If relators are increasingly limited in bringing such cases, the burden will fall more heavily on the government. The DOJ would be forced to handle more fraud cases themselves, leading to fewer cases being pursued overall, as the strength of the qui tam provision is that it allows the government to recover fraudulent funds that they otherwise would not have the resources to pursue. This could seriously compromise the government’s ability to recover billions of dollars through qui tam cases. Should this constitutional challenge become precedent elsewhere, whistleblowers would remain crucial to the government’s anti-fraud effort, but their role may evolve to focus primarily on cases where the government decides to intervene.

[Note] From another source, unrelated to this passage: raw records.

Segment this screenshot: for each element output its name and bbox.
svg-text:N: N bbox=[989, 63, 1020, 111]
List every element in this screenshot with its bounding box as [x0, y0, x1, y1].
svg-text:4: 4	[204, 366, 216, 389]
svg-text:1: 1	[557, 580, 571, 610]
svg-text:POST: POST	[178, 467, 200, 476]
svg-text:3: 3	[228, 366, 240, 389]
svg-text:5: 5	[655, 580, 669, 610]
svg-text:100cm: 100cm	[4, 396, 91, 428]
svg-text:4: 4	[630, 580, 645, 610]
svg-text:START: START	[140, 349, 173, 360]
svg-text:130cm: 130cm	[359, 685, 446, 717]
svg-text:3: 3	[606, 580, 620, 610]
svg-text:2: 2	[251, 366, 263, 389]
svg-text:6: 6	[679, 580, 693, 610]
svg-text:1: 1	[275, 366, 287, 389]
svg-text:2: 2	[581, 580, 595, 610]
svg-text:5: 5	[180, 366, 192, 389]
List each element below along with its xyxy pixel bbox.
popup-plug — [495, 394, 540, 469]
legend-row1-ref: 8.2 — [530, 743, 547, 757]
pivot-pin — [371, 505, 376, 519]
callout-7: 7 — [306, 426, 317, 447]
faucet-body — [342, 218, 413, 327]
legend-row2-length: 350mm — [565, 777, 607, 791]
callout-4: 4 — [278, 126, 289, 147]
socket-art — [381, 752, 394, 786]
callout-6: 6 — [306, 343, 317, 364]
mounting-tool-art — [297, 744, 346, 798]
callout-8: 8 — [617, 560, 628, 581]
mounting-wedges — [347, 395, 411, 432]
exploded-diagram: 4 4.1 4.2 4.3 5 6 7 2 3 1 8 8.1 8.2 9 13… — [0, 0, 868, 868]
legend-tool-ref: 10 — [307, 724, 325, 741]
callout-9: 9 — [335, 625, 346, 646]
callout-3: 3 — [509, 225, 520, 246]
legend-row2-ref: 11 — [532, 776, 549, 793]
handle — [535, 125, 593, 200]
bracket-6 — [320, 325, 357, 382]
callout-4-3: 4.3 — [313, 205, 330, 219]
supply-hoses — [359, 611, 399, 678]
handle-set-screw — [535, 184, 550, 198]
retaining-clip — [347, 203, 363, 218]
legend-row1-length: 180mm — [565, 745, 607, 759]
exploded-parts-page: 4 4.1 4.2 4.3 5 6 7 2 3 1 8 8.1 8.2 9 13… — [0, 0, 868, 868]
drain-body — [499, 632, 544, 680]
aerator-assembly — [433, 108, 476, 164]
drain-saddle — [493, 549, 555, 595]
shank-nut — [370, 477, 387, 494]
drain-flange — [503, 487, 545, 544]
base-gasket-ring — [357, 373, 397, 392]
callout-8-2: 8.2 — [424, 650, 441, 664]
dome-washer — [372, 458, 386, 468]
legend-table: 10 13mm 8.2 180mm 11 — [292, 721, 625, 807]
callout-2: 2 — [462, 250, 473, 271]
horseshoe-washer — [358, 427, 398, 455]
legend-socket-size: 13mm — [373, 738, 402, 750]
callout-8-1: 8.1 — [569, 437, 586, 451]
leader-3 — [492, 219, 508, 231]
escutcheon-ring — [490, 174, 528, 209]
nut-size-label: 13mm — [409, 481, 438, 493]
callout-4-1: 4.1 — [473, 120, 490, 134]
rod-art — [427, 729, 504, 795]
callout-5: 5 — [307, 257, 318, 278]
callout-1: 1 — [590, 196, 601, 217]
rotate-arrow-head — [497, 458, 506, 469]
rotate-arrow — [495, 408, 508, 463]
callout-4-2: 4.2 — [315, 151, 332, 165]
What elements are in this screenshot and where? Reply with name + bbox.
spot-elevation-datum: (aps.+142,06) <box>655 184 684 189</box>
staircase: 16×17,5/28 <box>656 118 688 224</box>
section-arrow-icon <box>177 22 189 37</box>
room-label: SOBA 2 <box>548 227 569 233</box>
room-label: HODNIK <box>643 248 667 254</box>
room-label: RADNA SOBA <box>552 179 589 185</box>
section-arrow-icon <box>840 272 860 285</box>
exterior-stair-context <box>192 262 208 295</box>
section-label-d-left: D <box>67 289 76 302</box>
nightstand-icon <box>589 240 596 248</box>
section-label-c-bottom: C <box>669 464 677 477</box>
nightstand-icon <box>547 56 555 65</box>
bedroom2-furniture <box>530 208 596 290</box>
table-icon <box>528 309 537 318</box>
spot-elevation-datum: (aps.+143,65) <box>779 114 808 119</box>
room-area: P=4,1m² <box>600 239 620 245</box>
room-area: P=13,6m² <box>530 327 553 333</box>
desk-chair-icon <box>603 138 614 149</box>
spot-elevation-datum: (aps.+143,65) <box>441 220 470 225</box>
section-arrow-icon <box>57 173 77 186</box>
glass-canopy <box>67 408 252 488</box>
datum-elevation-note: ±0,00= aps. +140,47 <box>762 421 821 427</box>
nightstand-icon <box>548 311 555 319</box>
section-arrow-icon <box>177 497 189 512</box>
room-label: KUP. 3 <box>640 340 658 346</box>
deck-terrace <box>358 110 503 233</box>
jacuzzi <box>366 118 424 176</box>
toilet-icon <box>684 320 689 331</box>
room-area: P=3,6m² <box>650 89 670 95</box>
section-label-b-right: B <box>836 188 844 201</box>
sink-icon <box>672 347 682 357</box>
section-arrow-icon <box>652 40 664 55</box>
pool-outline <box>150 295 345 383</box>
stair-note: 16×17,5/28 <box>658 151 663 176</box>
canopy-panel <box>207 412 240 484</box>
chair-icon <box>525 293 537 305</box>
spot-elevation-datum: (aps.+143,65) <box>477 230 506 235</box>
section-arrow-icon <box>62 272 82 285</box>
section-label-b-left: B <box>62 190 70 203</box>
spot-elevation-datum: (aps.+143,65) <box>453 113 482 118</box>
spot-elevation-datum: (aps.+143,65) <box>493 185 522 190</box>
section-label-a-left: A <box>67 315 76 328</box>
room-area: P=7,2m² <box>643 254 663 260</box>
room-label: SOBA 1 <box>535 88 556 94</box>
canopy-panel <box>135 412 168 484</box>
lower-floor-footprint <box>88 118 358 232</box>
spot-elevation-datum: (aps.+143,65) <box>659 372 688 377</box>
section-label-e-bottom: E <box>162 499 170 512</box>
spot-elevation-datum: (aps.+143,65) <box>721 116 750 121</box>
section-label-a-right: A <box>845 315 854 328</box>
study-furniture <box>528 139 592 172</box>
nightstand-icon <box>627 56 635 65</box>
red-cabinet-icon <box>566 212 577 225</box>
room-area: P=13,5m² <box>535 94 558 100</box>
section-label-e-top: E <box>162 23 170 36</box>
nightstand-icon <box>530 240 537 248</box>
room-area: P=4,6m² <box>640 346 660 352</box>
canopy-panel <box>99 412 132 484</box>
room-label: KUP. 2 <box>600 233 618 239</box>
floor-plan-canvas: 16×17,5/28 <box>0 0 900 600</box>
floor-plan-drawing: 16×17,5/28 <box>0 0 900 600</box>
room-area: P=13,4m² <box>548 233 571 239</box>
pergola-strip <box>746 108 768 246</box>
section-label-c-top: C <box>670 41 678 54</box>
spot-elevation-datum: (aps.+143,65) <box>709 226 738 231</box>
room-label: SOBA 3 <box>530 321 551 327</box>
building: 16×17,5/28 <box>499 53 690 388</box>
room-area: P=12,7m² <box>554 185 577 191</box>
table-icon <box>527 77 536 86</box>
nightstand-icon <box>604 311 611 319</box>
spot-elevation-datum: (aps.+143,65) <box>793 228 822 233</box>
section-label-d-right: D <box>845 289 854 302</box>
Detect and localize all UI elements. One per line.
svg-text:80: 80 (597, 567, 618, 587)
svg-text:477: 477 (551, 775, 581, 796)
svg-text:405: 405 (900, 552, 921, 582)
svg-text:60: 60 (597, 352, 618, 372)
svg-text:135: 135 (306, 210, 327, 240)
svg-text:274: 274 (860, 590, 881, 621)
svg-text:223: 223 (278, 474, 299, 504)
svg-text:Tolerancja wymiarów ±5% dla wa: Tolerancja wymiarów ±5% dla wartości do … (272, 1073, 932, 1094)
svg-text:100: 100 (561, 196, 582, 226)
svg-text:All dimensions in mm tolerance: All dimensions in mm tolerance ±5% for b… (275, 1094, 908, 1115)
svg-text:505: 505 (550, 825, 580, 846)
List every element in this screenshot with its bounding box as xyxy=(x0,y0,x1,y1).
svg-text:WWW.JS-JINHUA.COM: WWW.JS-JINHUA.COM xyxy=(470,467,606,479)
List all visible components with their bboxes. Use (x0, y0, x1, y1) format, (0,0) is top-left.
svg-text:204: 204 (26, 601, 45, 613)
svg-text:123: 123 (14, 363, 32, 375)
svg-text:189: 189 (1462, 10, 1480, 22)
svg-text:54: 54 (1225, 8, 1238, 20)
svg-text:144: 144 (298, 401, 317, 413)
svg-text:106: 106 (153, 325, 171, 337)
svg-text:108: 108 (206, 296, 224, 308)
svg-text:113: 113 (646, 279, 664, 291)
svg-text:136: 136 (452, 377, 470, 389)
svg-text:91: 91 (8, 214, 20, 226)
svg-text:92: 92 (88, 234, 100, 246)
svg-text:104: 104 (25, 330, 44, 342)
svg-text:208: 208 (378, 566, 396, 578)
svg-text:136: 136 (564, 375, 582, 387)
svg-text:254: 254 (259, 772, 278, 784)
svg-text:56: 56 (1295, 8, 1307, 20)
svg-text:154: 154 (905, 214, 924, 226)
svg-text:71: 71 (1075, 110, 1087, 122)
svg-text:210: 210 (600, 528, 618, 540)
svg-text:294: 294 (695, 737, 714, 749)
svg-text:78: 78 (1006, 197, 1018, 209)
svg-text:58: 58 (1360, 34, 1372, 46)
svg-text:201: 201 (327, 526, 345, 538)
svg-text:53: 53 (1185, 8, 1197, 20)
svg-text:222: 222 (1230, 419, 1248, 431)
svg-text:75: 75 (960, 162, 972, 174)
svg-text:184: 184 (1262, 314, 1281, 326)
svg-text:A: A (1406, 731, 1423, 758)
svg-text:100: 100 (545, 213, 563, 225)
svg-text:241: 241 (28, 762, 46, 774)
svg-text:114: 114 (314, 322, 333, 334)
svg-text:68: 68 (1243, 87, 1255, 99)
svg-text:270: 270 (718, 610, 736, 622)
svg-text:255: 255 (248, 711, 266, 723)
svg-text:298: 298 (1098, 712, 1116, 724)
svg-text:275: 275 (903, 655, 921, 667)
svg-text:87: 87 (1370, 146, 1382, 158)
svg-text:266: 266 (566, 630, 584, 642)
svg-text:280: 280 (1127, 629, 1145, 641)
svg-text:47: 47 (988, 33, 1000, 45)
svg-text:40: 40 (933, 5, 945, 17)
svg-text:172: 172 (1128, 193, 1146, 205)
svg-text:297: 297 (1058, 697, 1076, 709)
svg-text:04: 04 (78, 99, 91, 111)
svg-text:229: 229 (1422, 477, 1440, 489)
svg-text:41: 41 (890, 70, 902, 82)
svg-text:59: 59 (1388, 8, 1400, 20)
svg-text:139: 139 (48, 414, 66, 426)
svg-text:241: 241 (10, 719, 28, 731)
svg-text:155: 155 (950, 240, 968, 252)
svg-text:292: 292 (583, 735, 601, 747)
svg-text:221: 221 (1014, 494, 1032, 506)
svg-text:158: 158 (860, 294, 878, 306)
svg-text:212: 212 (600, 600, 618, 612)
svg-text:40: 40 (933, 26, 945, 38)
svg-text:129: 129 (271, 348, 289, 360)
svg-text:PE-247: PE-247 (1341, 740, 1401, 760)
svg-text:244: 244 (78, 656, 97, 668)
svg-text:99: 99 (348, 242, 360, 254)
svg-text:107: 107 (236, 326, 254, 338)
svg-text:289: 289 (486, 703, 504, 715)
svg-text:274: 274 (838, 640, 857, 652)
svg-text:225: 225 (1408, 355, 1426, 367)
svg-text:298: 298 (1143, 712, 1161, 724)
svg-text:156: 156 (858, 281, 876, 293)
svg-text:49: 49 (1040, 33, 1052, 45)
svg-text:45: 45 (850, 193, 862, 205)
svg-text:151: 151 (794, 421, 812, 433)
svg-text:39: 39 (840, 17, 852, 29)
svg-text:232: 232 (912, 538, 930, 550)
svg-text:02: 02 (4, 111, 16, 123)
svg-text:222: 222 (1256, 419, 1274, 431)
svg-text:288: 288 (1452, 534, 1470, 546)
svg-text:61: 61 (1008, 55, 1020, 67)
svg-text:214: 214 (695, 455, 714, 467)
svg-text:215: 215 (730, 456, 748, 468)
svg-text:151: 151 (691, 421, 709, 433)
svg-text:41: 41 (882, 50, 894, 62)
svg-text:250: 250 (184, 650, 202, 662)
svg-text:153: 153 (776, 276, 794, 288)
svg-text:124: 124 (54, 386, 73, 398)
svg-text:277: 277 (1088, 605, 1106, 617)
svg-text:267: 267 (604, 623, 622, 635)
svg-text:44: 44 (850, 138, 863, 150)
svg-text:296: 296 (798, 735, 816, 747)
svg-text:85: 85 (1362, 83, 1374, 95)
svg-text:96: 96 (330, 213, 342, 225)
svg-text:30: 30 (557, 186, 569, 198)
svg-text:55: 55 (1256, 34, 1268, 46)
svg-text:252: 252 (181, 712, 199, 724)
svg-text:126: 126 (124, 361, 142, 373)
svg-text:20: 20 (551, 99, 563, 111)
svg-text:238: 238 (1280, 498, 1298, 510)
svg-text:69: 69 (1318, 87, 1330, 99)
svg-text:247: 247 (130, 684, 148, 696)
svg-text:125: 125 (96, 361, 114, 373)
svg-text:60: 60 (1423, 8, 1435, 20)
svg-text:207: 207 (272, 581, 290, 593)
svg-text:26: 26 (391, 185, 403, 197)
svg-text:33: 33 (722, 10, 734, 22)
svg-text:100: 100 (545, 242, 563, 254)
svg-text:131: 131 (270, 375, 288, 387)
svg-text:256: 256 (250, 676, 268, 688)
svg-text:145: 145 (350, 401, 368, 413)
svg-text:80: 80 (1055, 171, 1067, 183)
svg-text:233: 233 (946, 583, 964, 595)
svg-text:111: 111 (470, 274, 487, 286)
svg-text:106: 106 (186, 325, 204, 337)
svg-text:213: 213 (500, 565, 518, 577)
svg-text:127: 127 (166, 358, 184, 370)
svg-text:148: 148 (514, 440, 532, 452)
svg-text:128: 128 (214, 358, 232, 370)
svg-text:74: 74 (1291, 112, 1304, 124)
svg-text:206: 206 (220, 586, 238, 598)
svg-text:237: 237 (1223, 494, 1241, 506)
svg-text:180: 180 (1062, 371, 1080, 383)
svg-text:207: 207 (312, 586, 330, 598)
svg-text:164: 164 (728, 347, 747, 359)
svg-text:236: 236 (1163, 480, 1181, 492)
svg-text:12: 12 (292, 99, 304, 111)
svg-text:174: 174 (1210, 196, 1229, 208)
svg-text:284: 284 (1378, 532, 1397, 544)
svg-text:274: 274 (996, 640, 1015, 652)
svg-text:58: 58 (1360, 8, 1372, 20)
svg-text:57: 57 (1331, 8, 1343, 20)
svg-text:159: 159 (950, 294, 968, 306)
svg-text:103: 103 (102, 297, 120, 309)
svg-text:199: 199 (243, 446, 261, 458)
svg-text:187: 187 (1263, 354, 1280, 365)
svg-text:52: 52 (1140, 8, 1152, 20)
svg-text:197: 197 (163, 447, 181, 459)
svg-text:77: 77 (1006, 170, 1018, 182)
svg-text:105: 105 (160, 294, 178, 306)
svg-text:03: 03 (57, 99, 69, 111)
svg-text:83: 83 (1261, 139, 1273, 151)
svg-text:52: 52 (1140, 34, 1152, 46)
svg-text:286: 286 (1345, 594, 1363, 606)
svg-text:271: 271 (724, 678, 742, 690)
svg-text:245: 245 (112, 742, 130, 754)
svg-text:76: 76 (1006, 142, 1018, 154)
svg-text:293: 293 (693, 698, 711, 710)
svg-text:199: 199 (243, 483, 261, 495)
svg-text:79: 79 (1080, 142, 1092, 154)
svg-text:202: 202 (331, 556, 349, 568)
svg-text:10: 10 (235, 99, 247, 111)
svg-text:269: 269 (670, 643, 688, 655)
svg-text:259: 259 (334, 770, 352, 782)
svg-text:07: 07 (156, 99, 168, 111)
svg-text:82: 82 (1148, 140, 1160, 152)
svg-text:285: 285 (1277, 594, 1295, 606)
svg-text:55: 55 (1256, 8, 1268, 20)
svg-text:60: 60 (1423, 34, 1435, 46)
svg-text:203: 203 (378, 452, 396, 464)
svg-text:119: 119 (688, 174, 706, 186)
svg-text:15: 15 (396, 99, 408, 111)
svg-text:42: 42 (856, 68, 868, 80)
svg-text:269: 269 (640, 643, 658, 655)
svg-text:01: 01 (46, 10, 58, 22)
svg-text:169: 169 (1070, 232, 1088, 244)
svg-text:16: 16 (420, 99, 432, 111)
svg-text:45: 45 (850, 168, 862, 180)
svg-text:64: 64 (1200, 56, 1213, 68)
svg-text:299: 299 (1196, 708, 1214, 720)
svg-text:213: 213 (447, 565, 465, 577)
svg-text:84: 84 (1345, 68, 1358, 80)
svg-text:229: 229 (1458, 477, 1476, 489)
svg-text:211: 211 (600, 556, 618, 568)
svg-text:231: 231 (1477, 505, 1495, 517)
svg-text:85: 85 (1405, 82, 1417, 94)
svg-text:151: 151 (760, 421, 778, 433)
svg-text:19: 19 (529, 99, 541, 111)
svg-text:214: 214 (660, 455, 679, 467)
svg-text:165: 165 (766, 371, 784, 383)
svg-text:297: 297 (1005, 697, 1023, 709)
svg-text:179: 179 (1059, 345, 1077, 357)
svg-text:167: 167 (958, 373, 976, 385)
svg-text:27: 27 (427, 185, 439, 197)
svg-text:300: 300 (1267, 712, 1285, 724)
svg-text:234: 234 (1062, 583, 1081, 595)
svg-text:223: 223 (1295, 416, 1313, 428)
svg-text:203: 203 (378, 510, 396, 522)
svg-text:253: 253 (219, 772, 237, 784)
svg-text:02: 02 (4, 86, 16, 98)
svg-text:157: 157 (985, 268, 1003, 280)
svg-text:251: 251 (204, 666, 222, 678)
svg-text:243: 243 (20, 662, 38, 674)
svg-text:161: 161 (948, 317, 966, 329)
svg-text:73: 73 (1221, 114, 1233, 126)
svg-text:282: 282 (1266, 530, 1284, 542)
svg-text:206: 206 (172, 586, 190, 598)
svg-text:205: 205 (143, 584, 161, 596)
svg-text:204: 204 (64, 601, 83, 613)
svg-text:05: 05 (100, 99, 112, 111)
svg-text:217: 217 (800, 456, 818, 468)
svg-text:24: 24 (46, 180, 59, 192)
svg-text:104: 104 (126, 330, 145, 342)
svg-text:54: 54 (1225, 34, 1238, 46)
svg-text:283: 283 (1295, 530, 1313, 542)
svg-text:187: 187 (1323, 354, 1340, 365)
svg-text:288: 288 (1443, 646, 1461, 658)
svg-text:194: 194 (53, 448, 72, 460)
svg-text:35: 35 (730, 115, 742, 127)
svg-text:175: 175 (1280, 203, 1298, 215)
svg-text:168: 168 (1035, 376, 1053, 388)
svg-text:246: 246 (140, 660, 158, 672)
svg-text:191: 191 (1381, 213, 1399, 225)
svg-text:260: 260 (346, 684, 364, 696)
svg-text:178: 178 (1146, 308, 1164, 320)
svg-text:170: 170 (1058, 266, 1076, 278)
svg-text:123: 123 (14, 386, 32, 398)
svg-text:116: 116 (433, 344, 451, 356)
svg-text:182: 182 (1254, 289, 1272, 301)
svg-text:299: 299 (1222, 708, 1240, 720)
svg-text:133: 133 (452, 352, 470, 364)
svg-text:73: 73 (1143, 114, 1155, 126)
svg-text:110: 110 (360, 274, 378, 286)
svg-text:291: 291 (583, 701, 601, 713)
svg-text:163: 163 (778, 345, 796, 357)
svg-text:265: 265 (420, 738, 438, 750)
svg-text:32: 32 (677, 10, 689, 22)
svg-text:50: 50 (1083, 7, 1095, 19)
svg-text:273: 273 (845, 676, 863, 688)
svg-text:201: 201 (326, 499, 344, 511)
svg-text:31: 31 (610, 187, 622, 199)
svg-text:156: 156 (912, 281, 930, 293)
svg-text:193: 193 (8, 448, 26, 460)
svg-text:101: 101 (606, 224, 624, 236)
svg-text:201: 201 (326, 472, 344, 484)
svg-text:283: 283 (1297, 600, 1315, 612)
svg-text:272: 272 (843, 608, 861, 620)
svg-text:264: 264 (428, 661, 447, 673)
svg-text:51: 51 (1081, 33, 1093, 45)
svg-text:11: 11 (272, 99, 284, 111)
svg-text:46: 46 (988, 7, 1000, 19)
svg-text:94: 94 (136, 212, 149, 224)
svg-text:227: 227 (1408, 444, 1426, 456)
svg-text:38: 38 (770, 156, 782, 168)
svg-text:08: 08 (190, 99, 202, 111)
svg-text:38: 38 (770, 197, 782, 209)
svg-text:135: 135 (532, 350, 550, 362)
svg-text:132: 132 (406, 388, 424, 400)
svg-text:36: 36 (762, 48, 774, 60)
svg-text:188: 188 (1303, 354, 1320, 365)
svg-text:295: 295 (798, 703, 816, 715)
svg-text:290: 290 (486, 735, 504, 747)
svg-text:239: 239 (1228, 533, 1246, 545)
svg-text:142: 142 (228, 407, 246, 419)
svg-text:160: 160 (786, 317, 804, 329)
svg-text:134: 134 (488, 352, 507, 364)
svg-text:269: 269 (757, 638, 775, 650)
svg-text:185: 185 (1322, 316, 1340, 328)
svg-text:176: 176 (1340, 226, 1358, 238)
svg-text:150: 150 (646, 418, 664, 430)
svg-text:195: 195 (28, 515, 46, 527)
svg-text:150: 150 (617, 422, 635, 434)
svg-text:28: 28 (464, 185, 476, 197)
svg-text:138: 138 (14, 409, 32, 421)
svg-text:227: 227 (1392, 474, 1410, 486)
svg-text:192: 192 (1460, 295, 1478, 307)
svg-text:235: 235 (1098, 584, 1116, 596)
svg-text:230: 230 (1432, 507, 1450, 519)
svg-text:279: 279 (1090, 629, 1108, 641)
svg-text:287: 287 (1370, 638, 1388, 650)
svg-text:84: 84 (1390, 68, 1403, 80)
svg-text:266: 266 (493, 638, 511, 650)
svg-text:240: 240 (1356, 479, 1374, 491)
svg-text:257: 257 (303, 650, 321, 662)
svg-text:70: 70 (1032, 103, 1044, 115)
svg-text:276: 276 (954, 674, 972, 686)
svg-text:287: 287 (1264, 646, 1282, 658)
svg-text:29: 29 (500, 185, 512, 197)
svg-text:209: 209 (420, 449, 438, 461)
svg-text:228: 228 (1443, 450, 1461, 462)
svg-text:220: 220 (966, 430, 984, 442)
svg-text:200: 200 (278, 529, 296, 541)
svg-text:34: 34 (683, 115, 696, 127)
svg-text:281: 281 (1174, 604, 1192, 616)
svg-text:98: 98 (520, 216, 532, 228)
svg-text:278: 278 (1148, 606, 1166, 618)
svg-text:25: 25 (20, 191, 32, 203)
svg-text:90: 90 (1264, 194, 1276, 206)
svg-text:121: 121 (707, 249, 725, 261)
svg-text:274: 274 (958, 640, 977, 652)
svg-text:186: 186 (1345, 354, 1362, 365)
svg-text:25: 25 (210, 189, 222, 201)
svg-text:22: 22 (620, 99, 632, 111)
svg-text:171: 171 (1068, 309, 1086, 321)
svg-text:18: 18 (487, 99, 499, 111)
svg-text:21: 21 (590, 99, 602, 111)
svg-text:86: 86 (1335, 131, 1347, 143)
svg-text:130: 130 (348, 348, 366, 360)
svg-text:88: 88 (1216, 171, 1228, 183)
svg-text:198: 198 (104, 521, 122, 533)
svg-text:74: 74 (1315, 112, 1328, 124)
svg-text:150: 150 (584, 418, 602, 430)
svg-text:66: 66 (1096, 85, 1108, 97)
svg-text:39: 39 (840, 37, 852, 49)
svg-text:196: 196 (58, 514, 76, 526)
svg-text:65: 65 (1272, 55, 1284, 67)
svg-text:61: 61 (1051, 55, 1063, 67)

As for the case at hand, Zafirov will be appealed to the Eleventh Circuit, and potentially even the Supreme Court—a process that takes many years. Should the matter reach the Supreme Court, Justice Thomas is not the only one who opined that the FCA qui tam provision may be unconstitutional—Justice Amy Barrett and Justice Brett Kavanaugh concurred in Polansky. Thus, the matter is likely to be divisive, and the outcome is uncertain. In the meantime, however, FCA whistleblowers remain crucial in the government’s fight against fraud.

Sanford Heisler Sharp McKnight remains steadfast in our commitment to protecting and defending whistleblowers’ rights. The qui tam provision is a crucial tool in the fight against fraud, ensuring that every person is empowered to expose corporate wrongdoing. Regardless of the legal landscape ahead, we will continue to support whistleblowers and the important role they play in upholding justice and accountability.

If you have questions regarding your potential whistleblower claims and qui tam actions, please fill out our online intake form to contact a whistleblower attorney at Sanford Heisler Sharp McKnight today.

[1] United States, ex rel. Polansky v. Exec. Health Res., Inc., 599 U.S. 419, 143 S. Ct. 1720, 216 L. Ed. 2d 370 (2023).
[2] Buckley v. Valeo, 424 U.S. 1 (1976).
[3] United States v. Nixon, 418 U.S. 683, 693 (1974).
[4] United States v. Texas, 599 U.S. 670, 678 (2023).
[5] United States ex rel. Clarissa Zafirov v. Florida Medical Associates, LLC, No. 8:19-cv-01236 (M.D. Fla. Sept. 30, 2024).
[6] Ibid.
[7] Ibid.
[8] United States, ex rel. Polansky v. Exec. Health Res., Inc., 599 U.S. 419, S. Ct. 1720, 216 L. Ed. 2d 370 (2023).